A recent survey “Freelancing in America: 2016” revealed that both full and part-time freelancers make up 35% of the American workforce (a statistic that has been growing exponentially every year). The survey estimated that the total number of freelancers based in the United States alone, topped 55 million in 2016, earning over $1 trillion dollars.
It is this growth, and increased competition for contract work, that is also influencing the influx of freelance professionals back to traditional, salaried employment. While demand for contract labor remains high in the U.S., the availability of freelance professionals has put downward pressure on service fees. American based freelancers are also competing against the rapidly expanded global market of professionals, at times, making work harder to source.
Are Organizations Interested in Hiring Former Freelance Professionals?
Recruiters know that the average freelance professional has highly competitive skills, which can make them an ideal hire for any organization. Freelancers tend to be excellent at time management, and highly productive, often requiring little to no supervision, given their background.
Assisting businesses and clients remotely, also enhances other core soft skills, including project management, communication and organizational skills. Freelance professionals are frequently articulate, hardworking and results driven individuals, who can become a strong asset to any team.
There is some skepticism or hesitation, to hire someone who has had a lengthy tenure as a contract worker or freelance professional. Employers have concerns regarding retention, when it comes to an employee who has demonstrated that they can be successfully self-employed. Another concern regards the potential for the new hire to ‘moonlight”, or use paid employer time for contract work, as most freelancers retain some client work, even after they are hired into a new full-time employer role.
Employers who have these concerns about hiring a freelancer for a salaried position, can get expert advice from our recruiters, in terms of non-disclosure and non-compete contracts, that can help to eliminate some of the risk and concerns. In our experience, freelance professionals quickly become a valued asset to the team, and should not be overlooked as a skilled resource.
Tips for Freelancers Preparing for the Transition to Salaried Work
If you are a freelance professional, ready to make the switch back to salaried employment with a single organization, much of the adjustment will be in the areas of scheduling, and re-learning how to work under supervision, and managerial guidance.
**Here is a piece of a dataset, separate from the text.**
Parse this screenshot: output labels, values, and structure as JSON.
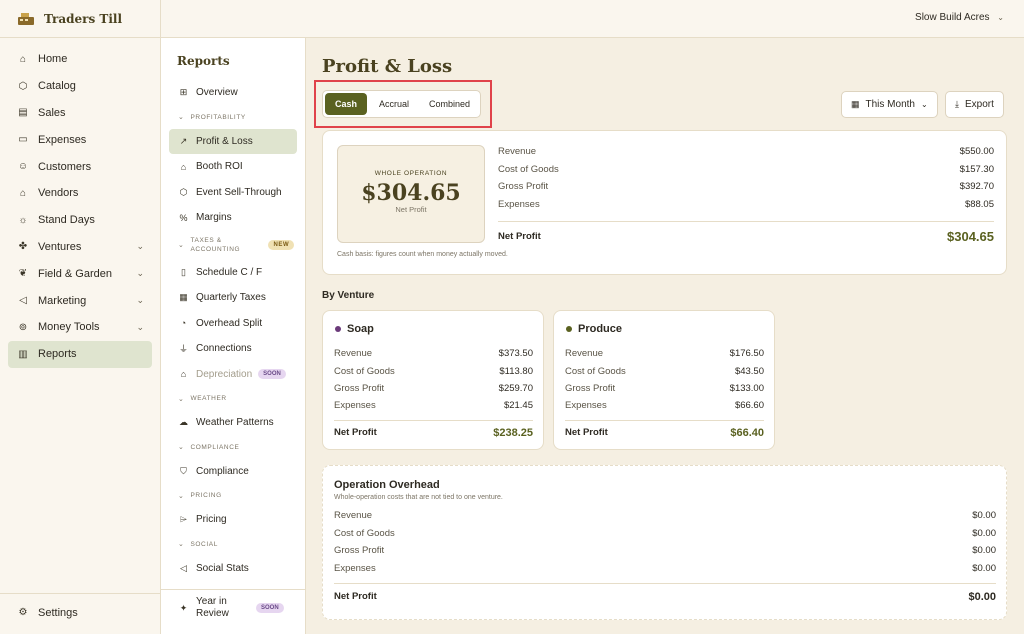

Freelancers should be prepared to:
- Invest time getting to know colleagues, supervisors and managers and onboard to the social culture of the business environment.
- Embrace the idea that sometimes, extra hours (without additional compensation) may be a factor. Salaried workers are expected to contribute more time for the same pay, as required by the organization.
- Reschedule to allow for travel time, in-office time and special events.
- Assume new costs and expenses, including parking, transportation, meals on-the-go and work wardrobe.
The option to rejoin the workforce in a traditionally structured role, is always available for successful freelance professionals. If working with a recruiter, be sure to discuss your career goals and intentions, to help eliminate interview bias. If you tried freelancing, and found your preference is to be employed with one organization, share that discovery with your interviewers, to address concerns over retention, moonlighting and other employer concerns. Most employers find former freelance experience to be indicative of performance excellence, entrepreneurial and leadership talent, which can help make their organization more competitive. It’s not a negative, it is a plus in terms of hiring.